March is Oscar time, and I watched this year’s award show from beginning to end. It made me realize that as much as I love going to the movies, it will never match attending a live performance. So far this month, I’ve happily found myself in the audience of four different shows ~ a jazz concert, a high school musical, a friend’s bar gig and a play at the Fox Theatre in St. Louis. Each experience reminded me of the importance of live performances, especially in a world of increased isolation created by digital technology, social media and screens, screens and more screens. The benefits of live music and theater are numerous, but here are five things that make attending a live performance simply sublime.
1. Human Connection ~ When we attend a live performance we become part of a temporary community made up of people who have at least one thing in common – each has chosen to suspend all other activities to attend the same performance. These communities might come together at a fancy theatre in the city, the local high school or a corner pub, but the result is similar. Research shows the heart beats of audience members actually synchronize! Live performances create the human connection our world is so desperately lacking.

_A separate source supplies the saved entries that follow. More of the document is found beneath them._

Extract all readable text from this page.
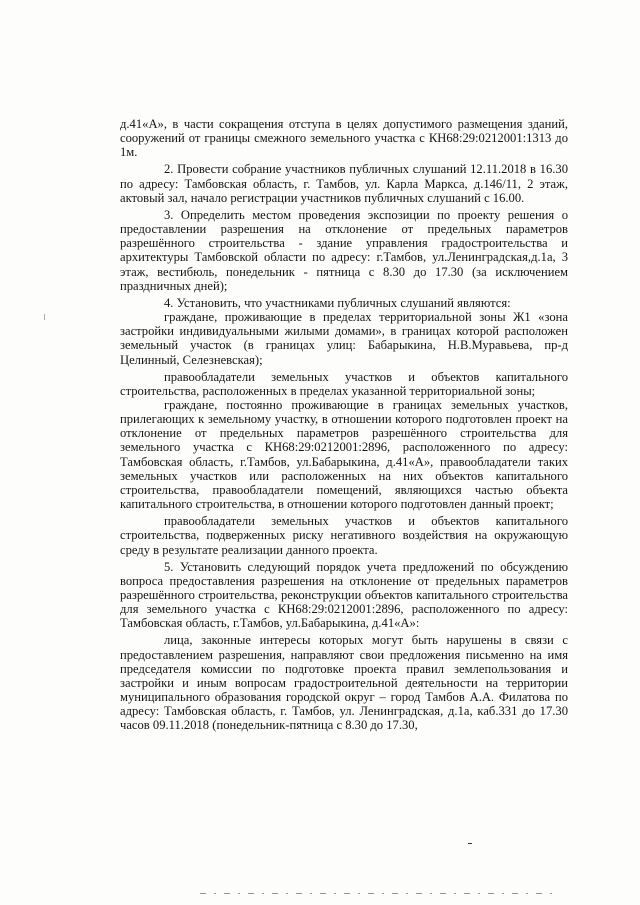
д.41«А», в части сокращения отступа в целях допустимого размещения зданий, сооружений от границы смежного земельного участка с КН68:29:0212001:1313 до 1м.

2. Провести собрание участников публичных слушаний 12.11.2018 в 16.30 по адресу: Тамбовская область, г. Тамбов, ул. Карла Маркса, д.146/11, 2 этаж, актовый зал, начало регистрации участников публичных слушаний с 16.00.

3. Определить местом проведения экспозиции по проекту решения о предоставлении разрешения на отклонение от предельных параметров разрешённого строительства - здание управления градостроительства и архитектуры Тамбовской области по адресу: г.Тамбов, ул.Ленинградская,д.1а, 3 этаж, вестибюль, понедельник - пятница с 8.30 до 17.30 (за исключением праздничных дней);

4. Установить, что участниками публичных слушаний являются:

граждане, проживающие в пределах территориальной зоны Ж1 «зона застройки индивидуальными жилыми домами», в границах которой расположен земельный участок (в границах улиц: Бабарыкина, Н.В.Муравьева, пр-д Целинный, Селезневская);

правообладатели земельных участков и объектов капитального строительства, расположенных в пределах указанной территориальной зоны;

граждане, постоянно проживающие в границах земельных участков, прилегающих к земельному участку, в отношении которого подготовлен проект на отклонение от предельных параметров разрешённого строительства для земельного участка с КН68:29:0212001:2896, расположенного по адресу: Тамбовская область, г.Тамбов, ул.Бабарыкина, д.41«А», правообладатели таких земельных участков или расположенных на них объектов капитального строительства, правообладатели помещений, являющихся частью объекта капитального строительства, в отношении которого подготовлен данный проект;

правообладатели земельных участков и объектов капитального строительства, подверженных риску негативного воздействия на окружающую среду в результате реализации данного проекта.

5. Установить следующий порядок учета предложений по обсуждению вопроса предоставления разрешения на отклонение от предельных параметров разрешённого строительства, реконструкции объектов капитального строительства для земельного участка с КН68:29:0212001:2896, расположенного по адресу: Тамбовская область, г.Тамбов, ул.Бабарыкина, д.41«А»:

лица, законные интересы которых могут быть нарушены в связи с предоставлением разрешения, направляют свои предложения письменно на имя председателя комиссии по подготовке проекта правил землепользования и застройки и иным вопросам градостроительной деятельности на территории муниципального образования городской округ – город Тамбов А.А. Филатова по адресу: Тамбовская область, г. Тамбов, ул. Ленинградская, д.1а, каб.331 до 17.30 часов 09.11.2018 (понедельник-пятница с 8.30 до 17.30,
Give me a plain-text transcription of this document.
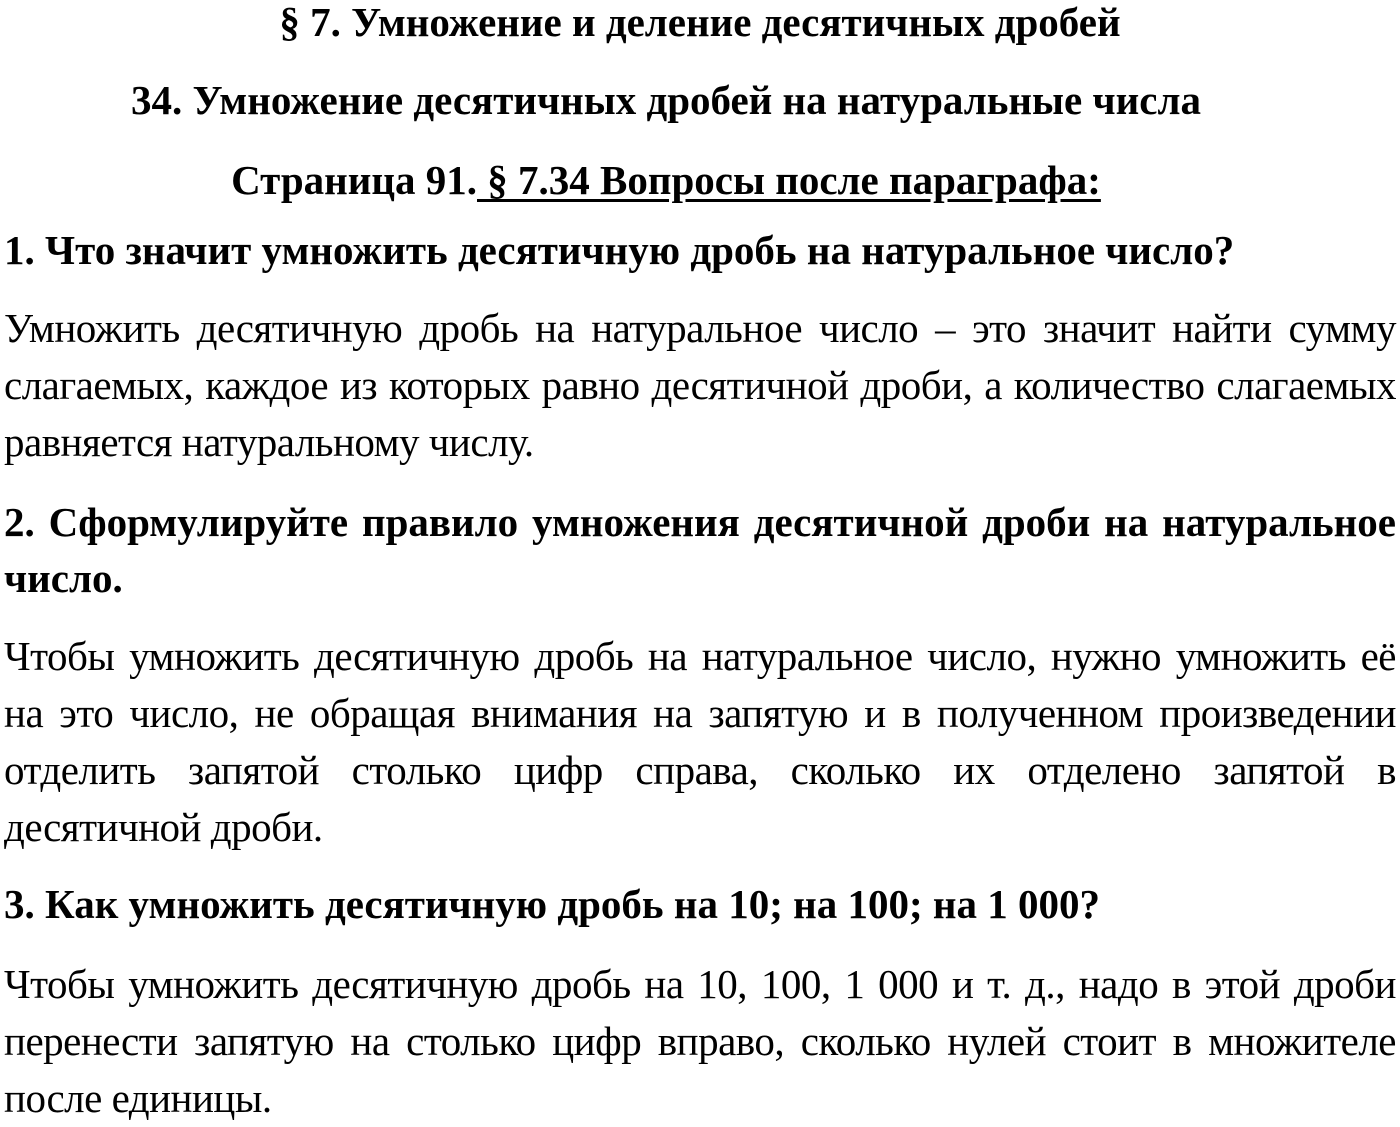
§ 7. Умножение и деление десятичных дробей
34. Умножение десятичных дробей на натуральные числа
Страница 91. § 7.34 Вопросы после параграфа:

1. Что значит умножить десятичную дробь на натуральное число?

Умножить десятичную дробь на натуральное число – это значит найти сумму слагаемых, каждое из которых равно десятичной дроби, а количество слагаемых равняется натуральному числу.

2. Сформулируйте правило умножения десятичной дроби на натуральное число.

Чтобы умножить десятичную дробь на натуральное число, нужно умножить её на это число, не обращая внимания на запятую и в полученном произведении отделить запятой столько цифр справа, сколько их отделено запятой в десятичной дроби.

3. Как умножить десятичную дробь на 10; на 100; на 1 000?

Чтобы умножить десятичную дробь на 10, 100, 1 000 и т. д., надо в этой дроби перенести запятую на столько цифр вправо, сколько нулей стоит в множителе после единицы.
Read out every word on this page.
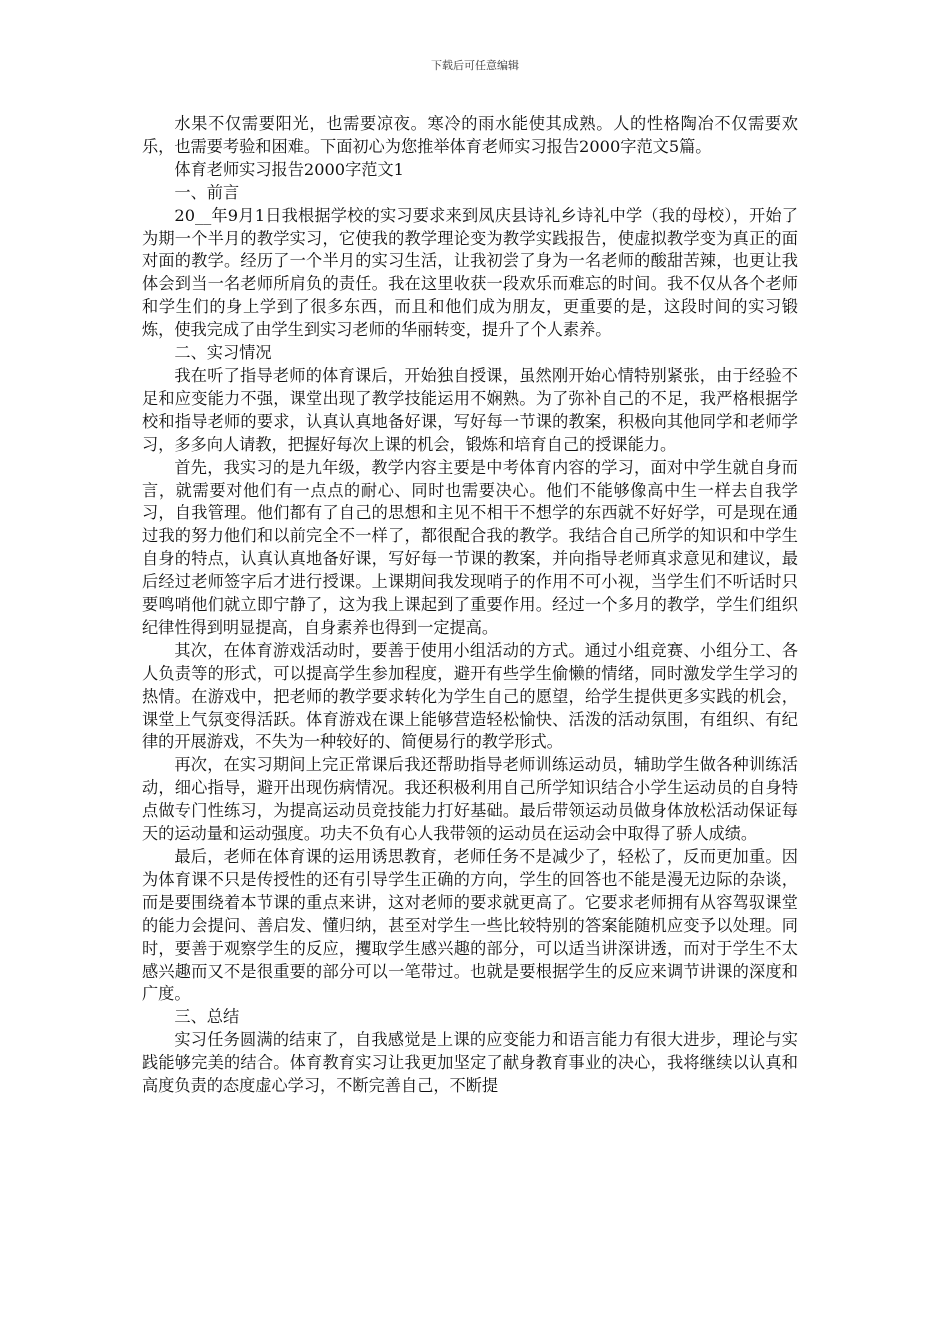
下载后可任意编辑

水果不仅需要阳光，也需要凉夜。寒冷的雨水能使其成熟。人的性格陶冶不仅需要欢乐，也需要考验和困难。下面初心为您推举体育老师实习报告2000字范文5篇。

体育老师实习报告2000字范文1

一、前言

20__年9月1日我根据学校的实习要求来到凤庆县诗礼乡诗礼中学（我的母校），开始了为期一个半月的教学实习，它使我的教学理论变为教学实践报告，使虚拟教学变为真正的面对面的教学。经历了一个半月的实习生活，让我初尝了身为一名老师的酸甜苦辣，也更让我体会到当一名老师所肩负的责任。我在这里收获一段欢乐而难忘的时间。我不仅从各个老师和学生们的身上学到了很多东西，而且和他们成为朋友，更重要的是，这段时间的实习锻炼，使我完成了由学生到实习老师的华丽转变，提升了个人素养。

二、实习情况

我在听了指导老师的体育课后，开始独自授课，虽然刚开始心情特别紧张，由于经验不足和应变能力不强，课堂出现了教学技能运用不娴熟。为了弥补自己的不足，我严格根据学校和指导老师的要求，认真认真地备好课，写好每一节课的教案，积极向其他同学和老师学习，多多向人请教，把握好每次上课的机会，锻炼和培育自己的授课能力。

首先，我实习的是九年级，教学内容主要是中考体育内容的学习，面对中学生就自身而言，就需要对他们有一点点的耐心、同时也需要决心。他们不能够像高中生一样去自我学习，自我管理。他们都有了自己的思想和主见不相干不想学的东西就不好好学，可是现在通过我的努力他们和以前完全不一样了，都很配合我的教学。我结合自己所学的知识和中学生自身的特点，认真认真地备好课，写好每一节课的教案，并向指导老师真求意见和建议，最后经过老师签字后才进行授课。上课期间我发现哨子的作用不可小视，当学生们不听话时只要鸣哨他们就立即宁静了，这为我上课起到了重要作用。经过一个多月的教学，学生们组织纪律性得到明显提高，自身素养也得到一定提高。

其次，在体育游戏活动时，要善于使用小组活动的方式。通过小组竞赛、小组分工、各人负责等的形式，可以提高学生参加程度，避开有些学生偷懒的情绪，同时激发学生学习的热情。在游戏中，把老师的教学要求转化为学生自己的愿望，给学生提供更多实践的机会，课堂上气氛变得活跃。体育游戏在课上能够营造轻松愉快、活泼的活动氛围，有组织、有纪律的开展游戏，不失为一种较好的、简便易行的教学形式。

再次，在实习期间上完正常课后我还帮助指导老师训练运动员，辅助学生做各种训练活动，细心指导，避开出现伤病情况。我还积极利用自己所学知识结合小学生运动员的自身特点做专门性练习，为提高运动员竞技能力打好基础。最后带领运动员做身体放松活动保证每天的运动量和运动强度。功夫不负有心人我带领的运动员在运动会中取得了骄人成绩。

最后，老师在体育课的运用诱思教育，老师任务不是减少了，轻松了，反而更加重。因为体育课不只是传授性的还有引导学生正确的方向，学生的回答也不能是漫无边际的杂谈，而是要围绕着本节课的重点来讲，这对老师的要求就更高了。它要求老师拥有从容驾驭课堂的能力会提问、善启发、懂归纳，甚至对学生一些比较特别的答案能随机应变予以处理。同时，要善于观察学生的反应，攫取学生感兴趣的部分，可以适当讲深讲透，而对于学生不太感兴趣而又不是很重要的部分可以一笔带过。也就是要根据学生的反应来调节讲课的深度和广度。

三、总结

实习任务圆满的结束了，自我感觉是上课的应变能力和语言能力有很大进步，理论与实践能够完美的结合。体育教育实习让我更加坚定了献身教育事业的决心，我将继续以认真和高度负责的态度虚心学习，不断完善自己，不断提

2. Valuing Artistic Talent ~ One could argue that our society values things over people. How refreshing it is to celebrate the talents of both a Juilliard-trained cellist and a friend who sings and plays the guitar. This week I was moved to tears by high schoolers singing and dancing in a school play and by veteran actor Richard Thomas’s portrayal of Atticus Finch in Harper Lee’s To Kill a Mockingbird. While such talent may be God-given, these ordinary people work unbelievably hard to refine their abilities so they can graciously share it with others in a live situation.
3. Social Discourse ~ Our high school’s anxiously-awaited annual operetta featured a new musical called Ranked. The story of a dystopian world where academic competition reaches a new level as highly publicized grades define high school students’ worth made for a thought-provoking evening. In the same way, the audience watching the stage version of To Kill a Mockingbird contemplated issues of poverty, race, addiction, injustice and innocence. In a departure from the novel, the main character and narrator, Scout, ended the show with this line, “All rise!” Long after the curtain closed, I’m still thinking about the deeper meaning and call-to-action of those two powerful final words.
4. Real Human Experience ~ Movies, albums and Facebook posts can be edited to perfection before shared. More and more often they are computer-generated. Every live performance is unique. No two live performances are ever the same. For this reason, the experience becomes more real, risky, exciting and ever-evolving for both the audience and the performers. With live performances, it takes more effort than just pressing play. There’s something fresh and real about a performance that isn’t canned and digitized.
5. Different Perspectives ~ Live performances help us see life from different points of view other than our own. As an audience member, we watch life happen in a pin-pointed way on a stage in front of us. The music, action, dialogue, props, light and sound reach into our emotions and can make us see life from another perspective. As Atticus Finch said in both the novel and in Aaron Sorkin’s new play, “You never really understand a person until you consider things from his point of view…until you climb into his skin and walk around in it.” §
“Nothing beats a live performance. Nothing.”